You can use that same method for figuring out Series X, Series S, and pretty much any other modern GPU. HBM designs are different because they have a lot more data I/O lanes (128 vs 32, therefore they are 128-bit memory devices vs. 32-bit memory devices) and are designed for stacking via TSVs (through-silicon vias) in typical stacks of 4-Hi, 8-Hi, 12-Hi and (supposedly, for HBM3) 16-Hi. Stack sizes tell you how many modules are in the stack; you can then look at the capacity per module multiplied by the number in the stack to find out the total capacity per stack. You can also multiply the per-module data I/O pinout amount by the number of modules in the stack to determine the bus size of the stack.
For figuring per-module bandwidth you just use the same method as for GDDR memories. DDR system RAM is a bit different; you actually want to use the module speed, usually expressed in MHz (some also express it in MT, or megatransfers). For example DDR4-3200 is 3200 MHz; you multiply the 3200 MHz by 64 (the number of data I/O bits for DDR memories), and then divide that amount by 8 (translate the bit amount to a byte amount) for 25,600,000 MB/s, or 25.6 GB/s. Some people would split the 3200 MHz by 2 since the memory clock is technically 1600 MHz and it's doubled due to the way DDR works, but if you already know that you can skip that step.
Since all parts of this is apple, and granted its ARM based, can Intel and AMD do the same thing to knock out NVIDIA for x86? I got a strong feeling it's headed this way.....
They're already trying to do that xD. Take a look at AMD's M100 designs, that is an indication where RDNA 4 and especially RDNA 5 will go design-wise.
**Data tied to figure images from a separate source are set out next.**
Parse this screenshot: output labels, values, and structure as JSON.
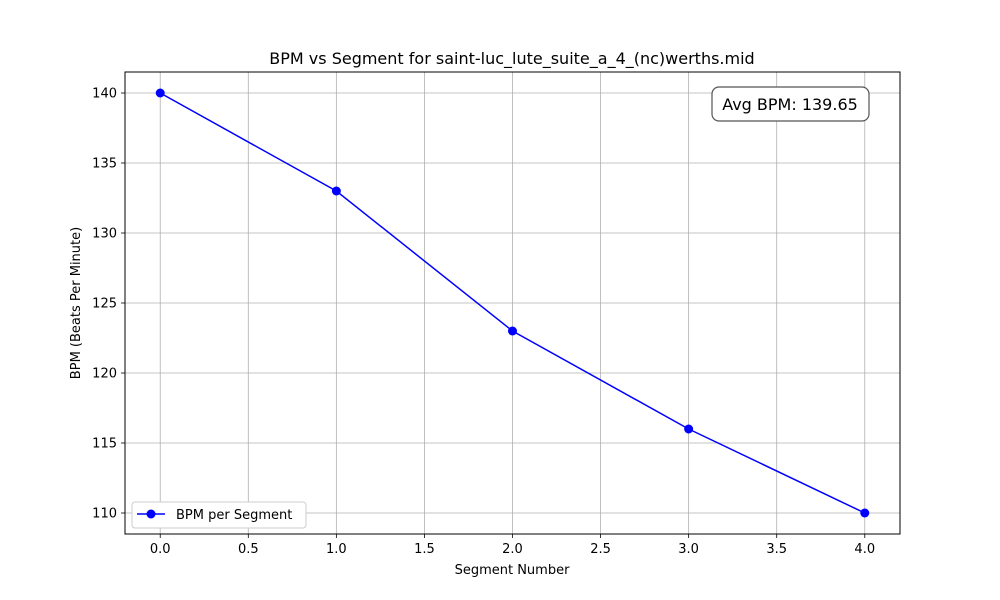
{
  "chart_data": {
    "type": "line",
    "title": "BPM vs Segment for saint-luc_lute_suite_a_4_(nc)werths.mid",
    "xlabel": "Segment Number",
    "ylabel": "BPM (Beats Per Minute)",
    "x": [
      0,
      1,
      2,
      3,
      4
    ],
    "series": [
      {
        "name": "BPM per Segment",
        "values": [
          140,
          133,
          123,
          116,
          110
        ],
        "color": "#0000ff",
        "marker": "circle"
      }
    ],
    "xlim": [
      -0.2,
      4.2
    ],
    "ylim": [
      108.5,
      141.5
    ],
    "xticks": [
      0.0,
      0.5,
      1.0,
      1.5,
      2.0,
      2.5,
      3.0,
      3.5,
      4.0
    ],
    "xtick_labels": [
      "0.0",
      "0.5",
      "1.0",
      "1.5",
      "2.0",
      "2.5",
      "3.0",
      "3.5",
      "4.0"
    ],
    "yticks": [
      110,
      115,
      120,
      125,
      130,
      135,
      140
    ],
    "ytick_labels": [
      "110",
      "115",
      "120",
      "125",
      "130",
      "135",
      "140"
    ],
    "grid": true,
    "legend_position": "lower-left",
    "annotation": "Avg BPM: 139.65"
  }
}
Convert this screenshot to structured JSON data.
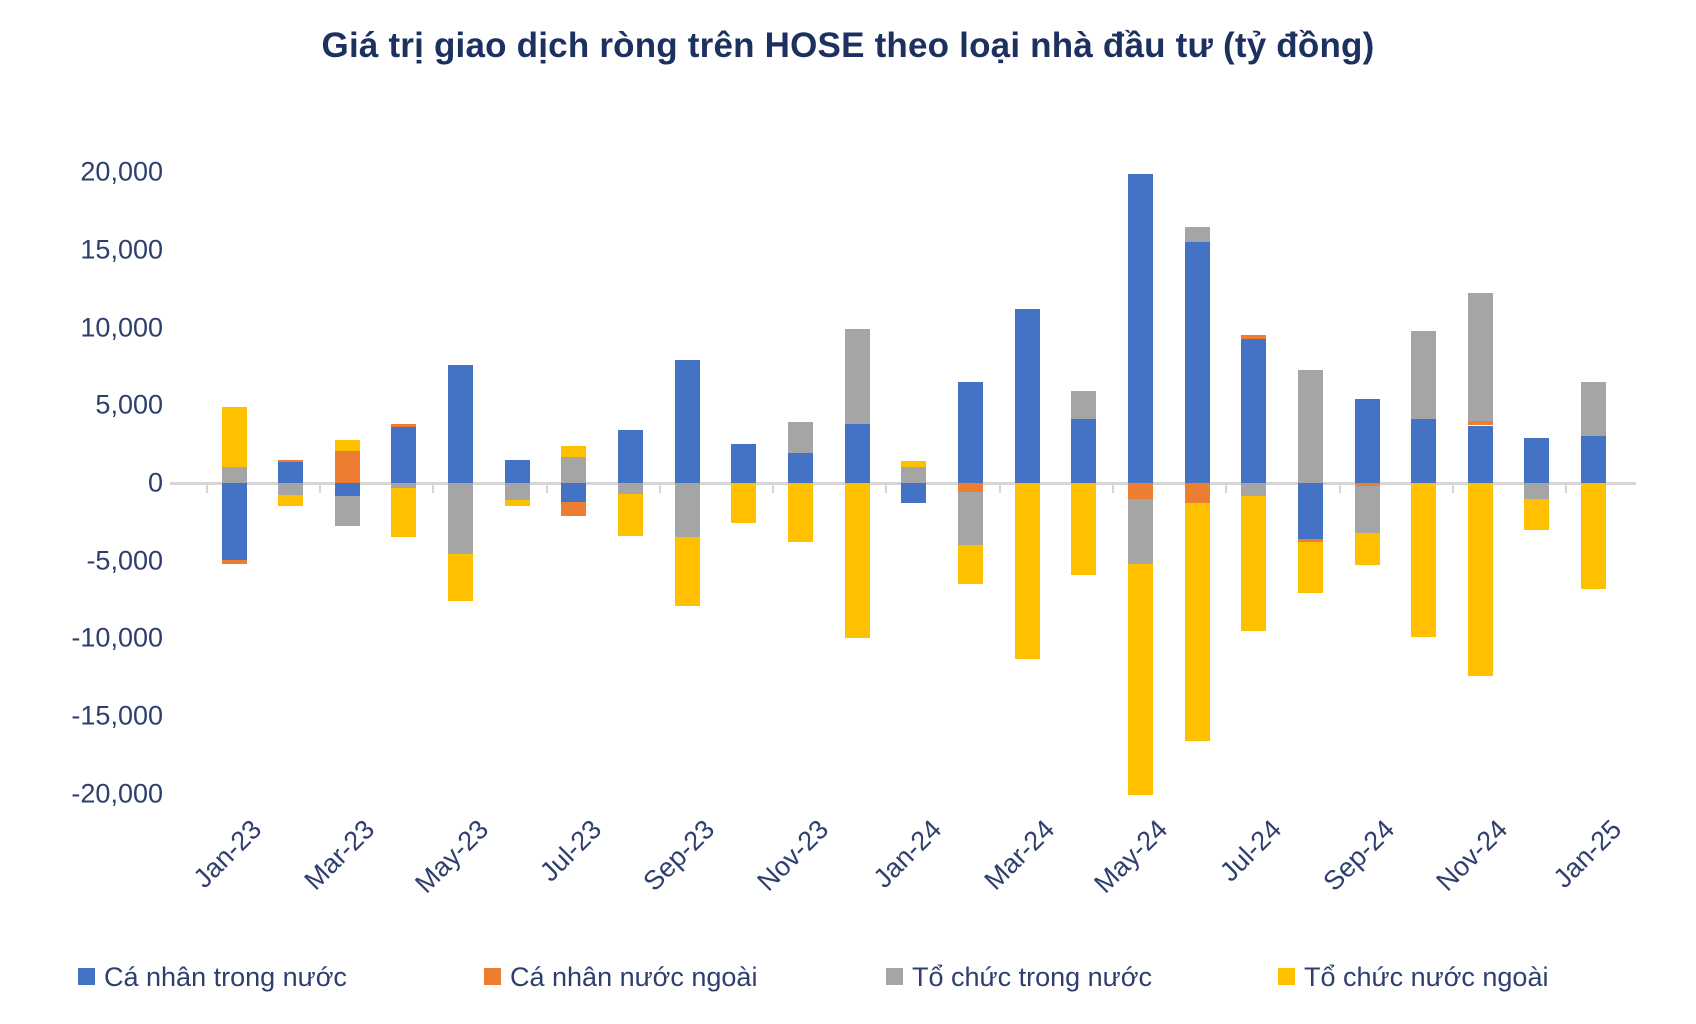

Intel already have Ponte Vecchio and their own MCD designs going.
What I'm more interested in is if (or more like when) AMD, Intel & Nvidia move away from GDDR for mainstream GPUs and start using HBM. And I'm especially interested if any of them design GPUs in the future around HBM-PIM technologies because that will probably represent another paradigm shift IMHO (and 10th-gen consoles would benefit a ton from it as well).